Type Subsidiary of UBS AG
Founded 1865
Headquarters Massachusets
Industry Investment banking
Products Financial Services

Kidder, Peabody & Co. was a U.S.-based securities firm, established in Massachusetts in 1865. Its operations included investment banking, brokerage, and trading. The Firm was sold to the General Electric Corporation in 1986 and subsequently sold to PaineWebber in 1994. Following its acquisition by PaineWebber, the Kidder, Peabody name was dropped, ending the firm's 130 year presence on Wall Street.
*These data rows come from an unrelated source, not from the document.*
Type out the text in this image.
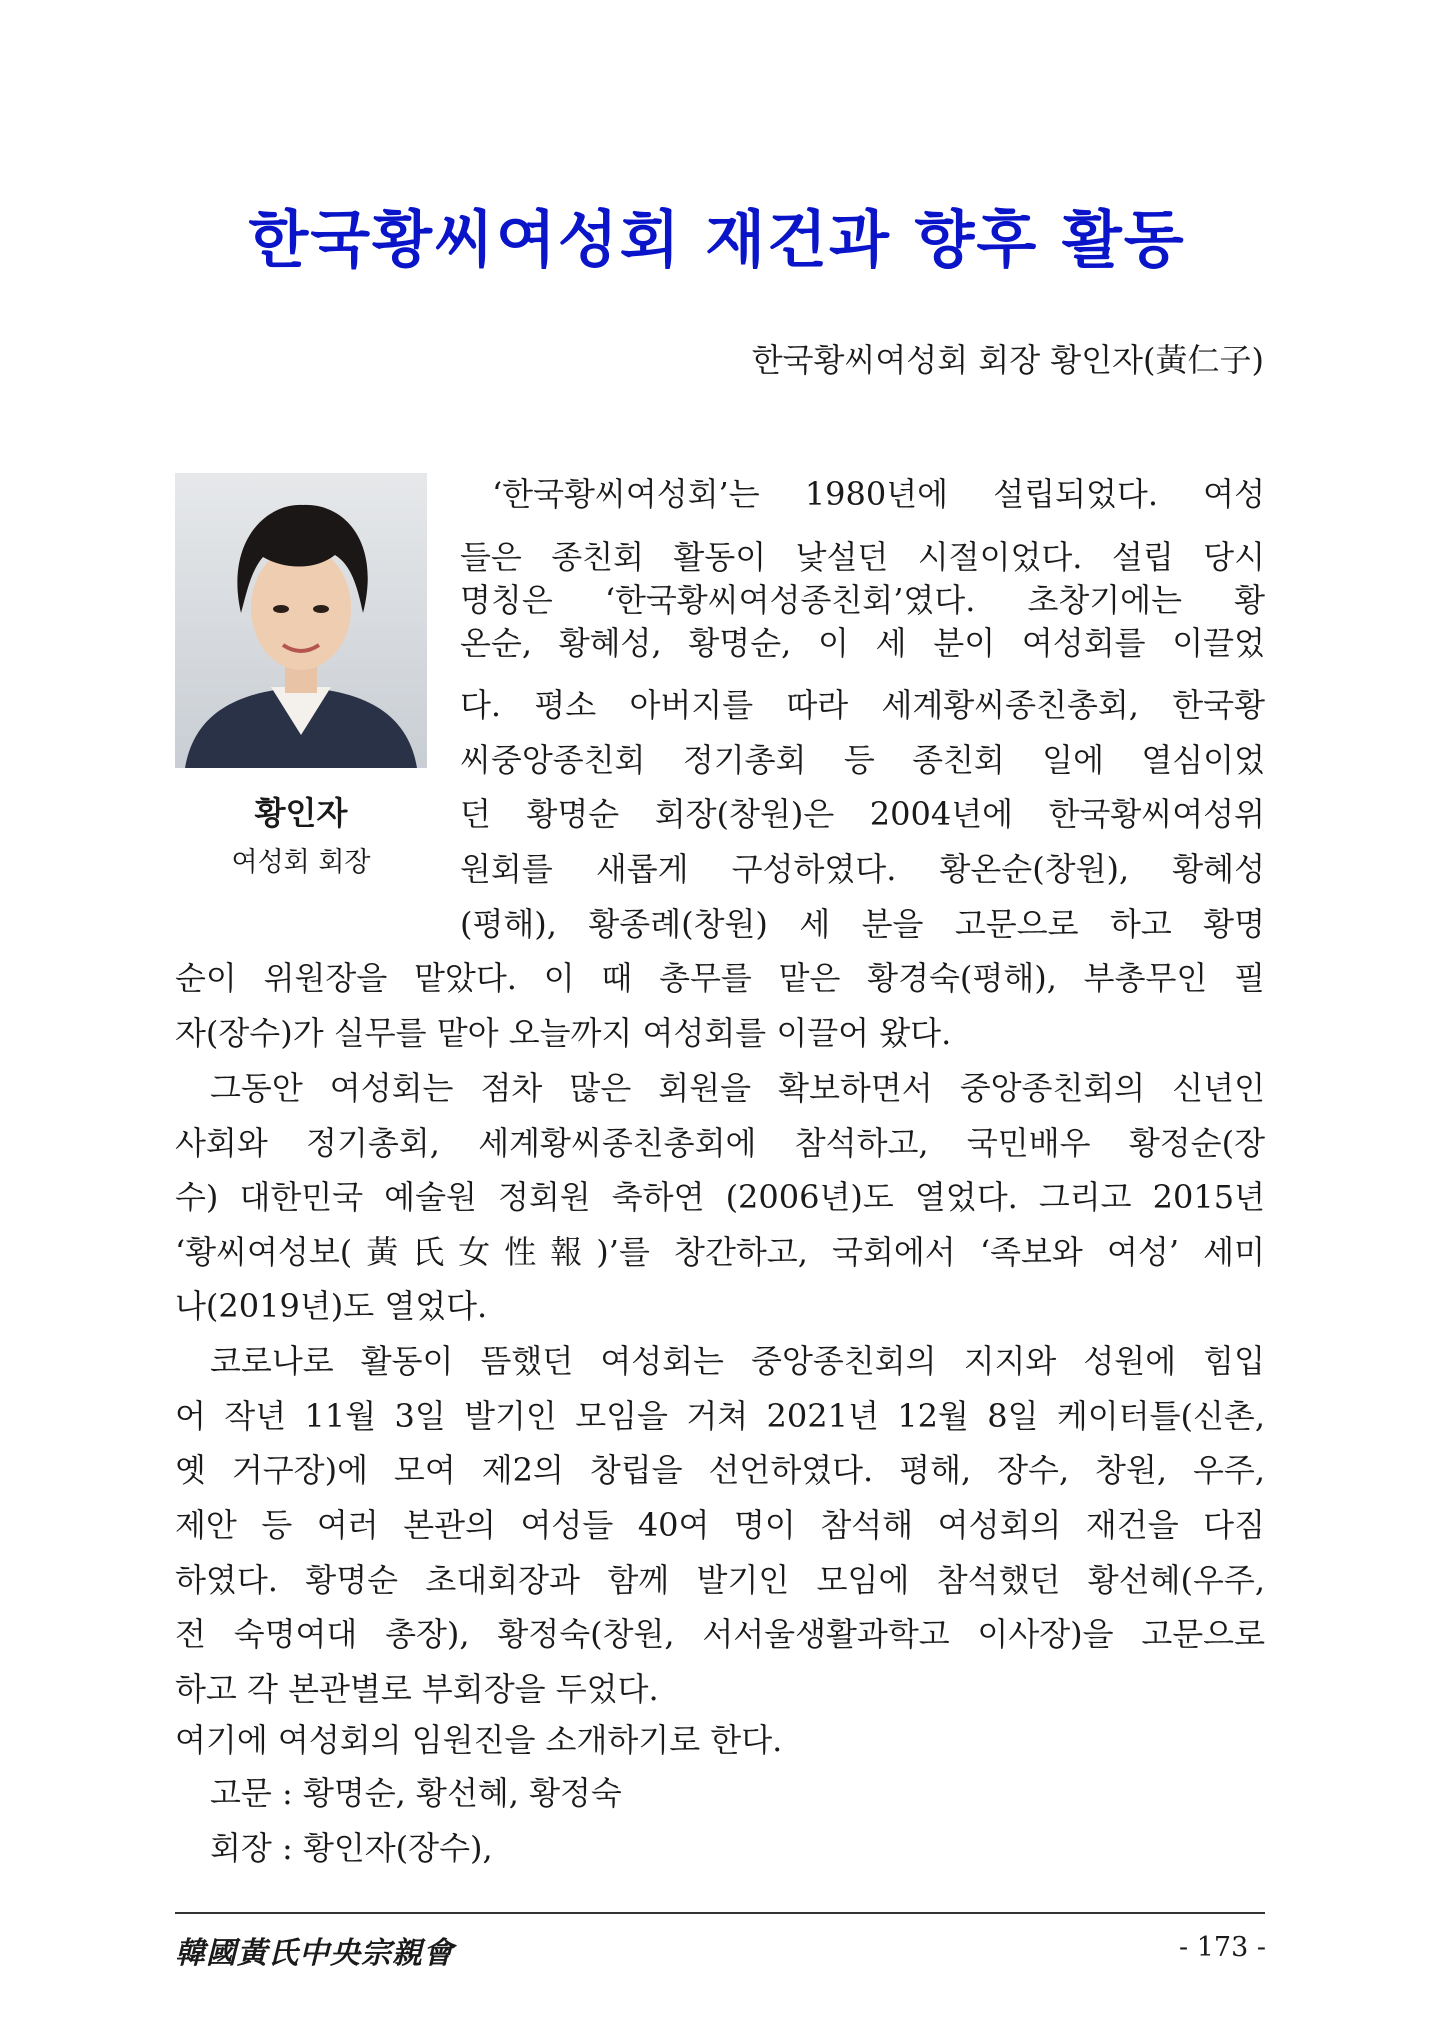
한국황씨여성회 재건과 향후 활동
한국황씨여성회 회장 황인자(黃仁子)
황인자
여성회 회장
‘한국황씨여성회’는 1980년에 설립되었다. 여성
들은 종친회 활동이 낯설던 시절이었다. 설립 당시
명칭은 ‘한국황씨여성종친회’였다. 초창기에는 황
온순, 황혜성, 황명순, 이 세 분이 여성회를 이끌었
다. 평소 아버지를 따라 세계황씨종친총회, 한국황
씨중앙종친회 정기총회 등 종친회 일에 열심이었
던 황명순 회장(창원)은 2004년에 한국황씨여성위
원회를 새롭게 구성하였다. 황온순(창원), 황혜성
(평해), 황종례(창원) 세 분을 고문으로 하고 황명
순이 위원장을 맡았다. 이 때 총무를 맡은 황경숙(평해), 부총무인 필
자(장수)가 실무를 맡아 오늘까지 여성회를 이끌어 왔다.
그동안 여성회는 점차 많은 회원을 확보하면서 중앙종친회의 신년인
사회와 정기총회, 세계황씨종친총회에 참석하고, 국민배우 황정순(장
수) 대한민국 예술원 정회원 축하연 (2006년)도 열었다. 그리고 2015년
‘황씨여성보(黃氏女性報)’를 창간하고, 국회에서 ‘족보와 여성’ 세미
나(2019년)도 열었다.
코로나로 활동이 뜸했던 여성회는 중앙종친회의 지지와 성원에 힘입
어 작년 11월 3일 발기인 모임을 거쳐 2021년 12월 8일 케이터틀(신촌,
옛 거구장)에 모여 제2의 창립을 선언하였다. 평해, 장수, 창원, 우주,
제안 등 여러 본관의 여성들 40여 명이 참석해 여성회의 재건을 다짐
하였다. 황명순 초대회장과 함께 발기인 모임에 참석했던 황선혜(우주,
전 숙명여대 총장), 황정숙(창원, 서서울생활과학고 이사장)을 고문으로
하고 각 본관별로 부회장을 두었다.
여기에 여성회의 임원진을 소개하기로 한다.
고문 : 황명순, 황선혜, 황정숙
회장 : 황인자(장수),
韓國黃氏中央宗親會	- 173 -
In November 2000, PaineWebber itself was merged with UBS AG.

Shortly after GE bought Kidder in 1986, a skein of insider trading scandals, which came to define the Street of the 1980s and were depicted in the James Stewart bestseller Den of Thieves, swept Wall Street. The firm was implicated when former Kidder executive Martin Seigel—who had since left for Michael Milken's junk-bond investment firm, Drexel Burnham Lambert—admitted to selling inside information.

Also implicated by Martin Seigel was Richard Wigton, head of Arbitrage trading for Kidder Peabody. Richard was the only executive handcuffed in his office as part of the trading scandal, an act that was later depicted in the movie Wall Street. Later the US prosecutor, Rudy Guliani, admitted that Richard was innocent.

Kidder Peabody was later involved in a trading scandal related to false profits booked over the course of 1990–1994. Joe Jett, a trader on the strips and recons desk had been systematically generating false trades to inflate the profits for his desk. Joe was Kidder's Man of the year in 1993. Joe had lost 75 million dollars over the four years instead of the apparent profit of 275 million dollars over the same period.

In the rush of bad press coverage following the disclosure of the overstated profits, General Electric sold the assets of Kidder Peabody to PaineWebber for $70 Million in October 1994, closing the transaction in January 1995.